Ah nothing says holidays like drinking yourself silly to accommodate tolerance for extended family. Well that and huge cuts of meat cooked to perfection. And I’m an equal opportunist so a little of both makes for even happier holidays.
I had a revelation (no not in the biblical sense — you have to be careful what you say this time of year — ) rather a seasoning one for cooking one of the most glorious meals of the season. I recall that I saw some cooking show that touted the best seasoning for prime rib was a rather simple one, and I’m a sucker for easy. Four little ingredients to season up that chunk-o-meat.
2. Fresh Cracked Black Pepper
Additionally I am lucky enough to have a great grocer in town, Oliver’s Market, with whom I placed an order for a five-bone prime rib last week. I awoke this morning with visions of (no not sugar plums) but juicy, succulent, and mouth-watering beef! I reread the chapter in “Keys to Good Cooking, A Guide to Making the Best of Foods and Recipes” by Harold McGee on Meat.
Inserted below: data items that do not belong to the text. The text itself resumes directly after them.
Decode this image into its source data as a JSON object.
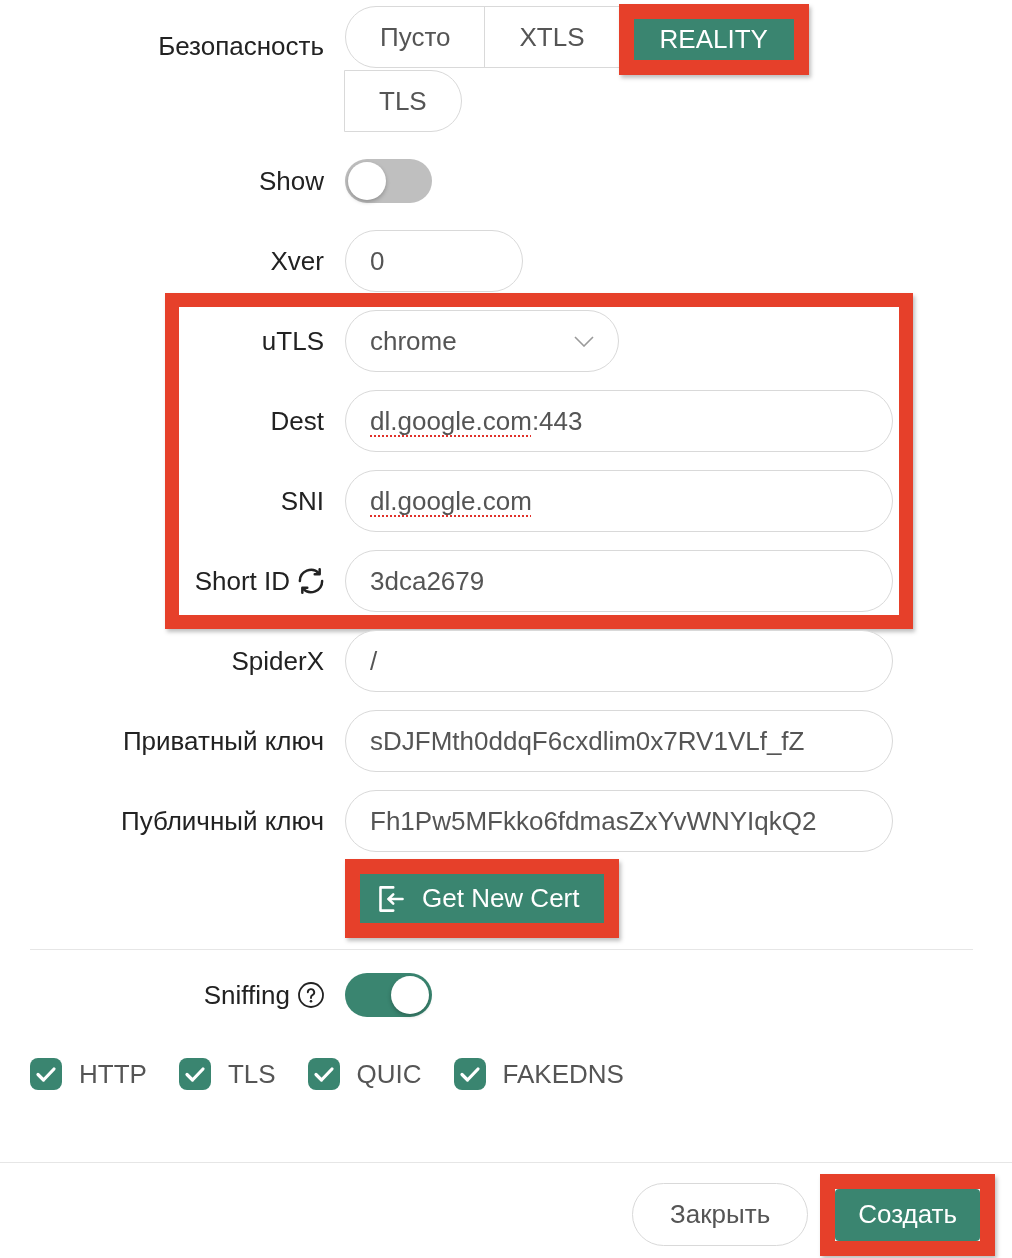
{
  "fields": [
    {
      "kind": "radio",
      "label": "Безопасность",
      "highlighted": false,
      "options": [
        {
          "label": "Пусто",
          "selected": false,
          "highlighted": false
        },
        {
          "label": "XTLS",
          "selected": false,
          "highlighted": false
        },
        {
          "label": "REALITY",
          "selected": true,
          "highlighted": true
        },
        {
          "label": "TLS",
          "selected": false,
          "highlighted": false
        }
      ]
    },
    {
      "kind": "toggle",
      "label": "Show",
      "on": false,
      "highlighted": false
    },
    {
      "kind": "number",
      "label": "Xver",
      "value_parts": [
        {
          "text": "0",
          "misspelled": false
        }
      ],
      "highlighted": false
    },
    {
      "kind": "select",
      "label": "uTLS",
      "value": "chrome",
      "highlighted": true
    },
    {
      "kind": "text",
      "label": "Dest",
      "value_parts": [
        {
          "text": "dl.google.com",
          "misspelled": true
        },
        {
          "text": ":443",
          "misspelled": false
        }
      ],
      "highlighted": true
    },
    {
      "kind": "text",
      "label": "SNI",
      "value_parts": [
        {
          "text": "dl.google.com",
          "misspelled": true
        }
      ],
      "highlighted": true
    },
    {
      "kind": "generated",
      "label": "Short ID",
      "value_parts": [
        {
          "text": "3dca2679",
          "misspelled": false
        }
      ],
      "highlighted": true
    },
    {
      "kind": "text",
      "label": "SpiderX",
      "value_parts": [
        {
          "text": "/",
          "misspelled": false
        }
      ],
      "highlighted": false
    },
    {
      "kind": "text",
      "label": "Приватный ключ",
      "value_parts": [
        {
          "text": "sDJFMth0ddqF6cxdlim0x7RV1VLf_fZ",
          "misspelled": false
        }
      ],
      "highlighted": false
    },
    {
      "kind": "text",
      "label": "Публичный ключ",
      "value_parts": [
        {
          "text": "Fh1Pw5MFkko6fdmasZxYvWNYIqkQ2",
          "misspelled": false
        }
      ],
      "highlighted": false
    },
    {
      "kind": "button",
      "text": "Get New Cert",
      "highlighted": true
    }
  ],
  "sniffing": {
    "label": "Sniffing",
    "on": true,
    "protocols": [
      {
        "label": "HTTP",
        "checked": true
      },
      {
        "label": "TLS",
        "checked": true
      },
      {
        "label": "QUIC",
        "checked": true
      },
      {
        "label": "FAKEDNS",
        "checked": true
      }
    ]
  },
  "footer": {
    "buttons": [
      {
        "label": "Закрыть",
        "primary": false,
        "highlighted": false
      },
      {
        "label": "Создать",
        "primary": true,
        "highlighted": true
      }
    ]
  }
}
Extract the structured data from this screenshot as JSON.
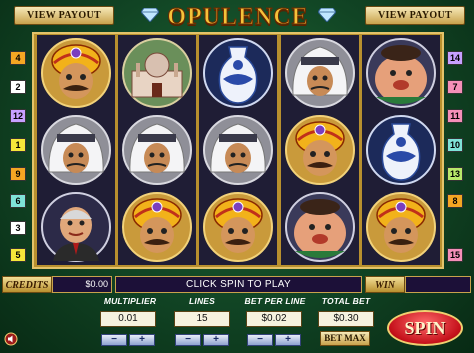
{
  "header": {
    "title": "OPULENCE",
    "view_payout_left": "VIEW PAYOUT",
    "view_payout_right": "VIEW PAYOUT"
  },
  "paylines_left": [
    "4",
    "2",
    "12",
    "1",
    "9",
    "6",
    "3",
    "5"
  ],
  "paylines_right": [
    "14",
    "7",
    "11",
    "10",
    "13",
    "8",
    "15"
  ],
  "reels": [
    [
      "maharaja-symbol",
      "turban-sheikh-symbol",
      "businessman-symbol"
    ],
    [
      "palace-symbol",
      "turban-sheikh-symbol",
      "maharaja-symbol"
    ],
    [
      "vase-symbol",
      "turban-sheikh-symbol",
      "maharaja-symbol"
    ],
    [
      "turban-sheikh-symbol",
      "maharaja-symbol",
      "fat-man-symbol"
    ],
    [
      "fat-man-symbol",
      "vase-symbol",
      "maharaja-symbol"
    ]
  ],
  "status": {
    "credits_label": "CREDITS",
    "credits_value": "$0.00",
    "message": "CLICK SPIN TO PLAY",
    "win_label": "WIN",
    "win_value": ""
  },
  "controls": {
    "multiplier_label": "MULTIPLIER",
    "multiplier_value": "0.01",
    "lines_label": "LINES",
    "lines_value": "15",
    "bet_per_line_label": "BET PER LINE",
    "bet_per_line_value": "$0.02",
    "total_bet_label": "TOTAL BET",
    "total_bet_value": "$0.30",
    "minus": "−",
    "plus": "+",
    "bet_max_label": "BET MAX",
    "spin_label": "SPIN"
  },
  "colors": {
    "felt": "#1f6a34",
    "gold": "#c8a24c",
    "reel_bg": "#1f1d35",
    "spin_red": "#c4101a"
  }
}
A very good book, not a recipe book, but a great reference in best practices on cooking in general. I highly recommend anyone who enjoys cooking pick this up! Anyhow, back to the beef…
My roast was delivered home by “the wife” at around 10:45 am and I immediately began the preparation. The butcher is awesome, the bone is already cut nearly through, but still attached and the roast is already tied. I have milled about 3 tablespoons of black pepper which I rub over the entirety of the roast. I have also cut a large bunch of fresh thyme from my herb garden and have separated out the leaves from the stems. I then rub about 5 tablespoons of kosher salt all over the roast. Now, the revelation…
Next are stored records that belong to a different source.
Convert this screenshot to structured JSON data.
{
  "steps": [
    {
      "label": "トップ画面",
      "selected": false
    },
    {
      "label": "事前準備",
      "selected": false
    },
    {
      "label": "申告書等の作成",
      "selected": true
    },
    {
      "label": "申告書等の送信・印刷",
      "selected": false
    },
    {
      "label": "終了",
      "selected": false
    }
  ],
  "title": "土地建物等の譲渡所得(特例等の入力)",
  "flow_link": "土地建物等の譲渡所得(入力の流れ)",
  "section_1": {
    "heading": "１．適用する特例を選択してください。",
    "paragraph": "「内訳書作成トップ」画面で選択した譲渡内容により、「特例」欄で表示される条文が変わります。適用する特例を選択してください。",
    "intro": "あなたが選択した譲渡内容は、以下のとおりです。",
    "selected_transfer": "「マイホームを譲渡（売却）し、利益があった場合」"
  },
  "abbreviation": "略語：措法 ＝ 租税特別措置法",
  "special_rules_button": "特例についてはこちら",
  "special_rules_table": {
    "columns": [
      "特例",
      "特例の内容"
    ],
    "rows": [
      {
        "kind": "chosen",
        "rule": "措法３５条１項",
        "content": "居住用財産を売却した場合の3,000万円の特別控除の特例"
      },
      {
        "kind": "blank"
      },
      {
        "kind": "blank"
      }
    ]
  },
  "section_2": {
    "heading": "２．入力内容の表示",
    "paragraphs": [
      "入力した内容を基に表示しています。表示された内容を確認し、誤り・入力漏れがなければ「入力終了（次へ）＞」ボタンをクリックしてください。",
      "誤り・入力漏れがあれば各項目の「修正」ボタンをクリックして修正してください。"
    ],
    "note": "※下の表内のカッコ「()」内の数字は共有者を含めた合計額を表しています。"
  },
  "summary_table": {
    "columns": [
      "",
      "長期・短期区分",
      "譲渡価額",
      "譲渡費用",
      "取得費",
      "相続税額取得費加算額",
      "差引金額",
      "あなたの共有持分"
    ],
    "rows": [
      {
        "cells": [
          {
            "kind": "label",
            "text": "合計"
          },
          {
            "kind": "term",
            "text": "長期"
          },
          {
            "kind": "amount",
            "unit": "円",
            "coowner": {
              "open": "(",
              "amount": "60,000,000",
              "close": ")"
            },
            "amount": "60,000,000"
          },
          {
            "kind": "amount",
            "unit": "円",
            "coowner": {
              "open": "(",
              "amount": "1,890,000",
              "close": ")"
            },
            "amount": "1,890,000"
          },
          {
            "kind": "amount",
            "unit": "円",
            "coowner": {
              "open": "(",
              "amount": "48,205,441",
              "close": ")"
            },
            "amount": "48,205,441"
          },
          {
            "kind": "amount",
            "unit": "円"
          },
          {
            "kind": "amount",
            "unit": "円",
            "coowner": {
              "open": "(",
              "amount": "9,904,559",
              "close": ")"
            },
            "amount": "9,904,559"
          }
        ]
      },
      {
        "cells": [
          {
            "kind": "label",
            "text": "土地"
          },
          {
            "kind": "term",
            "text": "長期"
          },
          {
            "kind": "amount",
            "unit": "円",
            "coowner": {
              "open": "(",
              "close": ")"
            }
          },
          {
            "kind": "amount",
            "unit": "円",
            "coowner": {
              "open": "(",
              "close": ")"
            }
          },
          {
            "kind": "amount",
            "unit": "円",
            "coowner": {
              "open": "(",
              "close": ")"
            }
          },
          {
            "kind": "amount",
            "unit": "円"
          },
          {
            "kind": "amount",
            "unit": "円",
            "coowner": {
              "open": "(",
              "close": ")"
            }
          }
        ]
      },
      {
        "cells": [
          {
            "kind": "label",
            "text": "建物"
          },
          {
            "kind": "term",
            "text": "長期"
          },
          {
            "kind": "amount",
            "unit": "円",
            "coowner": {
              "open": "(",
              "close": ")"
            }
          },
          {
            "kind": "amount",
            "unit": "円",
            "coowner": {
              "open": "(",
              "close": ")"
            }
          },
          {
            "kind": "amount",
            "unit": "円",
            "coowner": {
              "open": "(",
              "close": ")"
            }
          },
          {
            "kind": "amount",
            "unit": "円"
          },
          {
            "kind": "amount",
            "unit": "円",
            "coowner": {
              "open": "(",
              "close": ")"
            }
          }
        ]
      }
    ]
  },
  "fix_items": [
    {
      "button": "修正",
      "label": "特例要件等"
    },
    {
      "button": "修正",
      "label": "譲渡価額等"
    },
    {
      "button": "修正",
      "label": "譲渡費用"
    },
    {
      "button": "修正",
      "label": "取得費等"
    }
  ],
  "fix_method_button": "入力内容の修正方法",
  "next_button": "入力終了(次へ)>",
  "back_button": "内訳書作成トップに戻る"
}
Last time I prepared one of these I think I just used some oil and rubbed the thyme leaves on the roast with the oil to afix them to the roast. This time, I thought, why not make some paste with the thyme and garlic. So I cut up a cube of butter, placed three large cloves of garlic and the thyme into the mixer and blended them all together until it became a smooth paste. It was almost like icing a meat cake!
Into the oven which was pre-heated to 525F for a quick searing (NOTE: I wasn’t really thinking and didn’t have the hood fan blowing so the damn smoke detectors started screaming about 5 minutes after starting). After searing for about 10 minutes, I turned the beast down to 250 and will cook it 30 minutes per pound (11 x 30 = about 5 hours). I’ll keep tabs on the internal temperature of the meat and pull it out at about 125 to 130 degrees Fahrenheit, which should leave me a great medium-rare roast!
I’ll report back on how well this endeavor turned out and update you on the wine pairing (yet to be determined, but I’m thinking Stags Leap Cab for me) let the uninterested drink the cheap plonk.
Merry Christmas to All, and to all a sharp knife!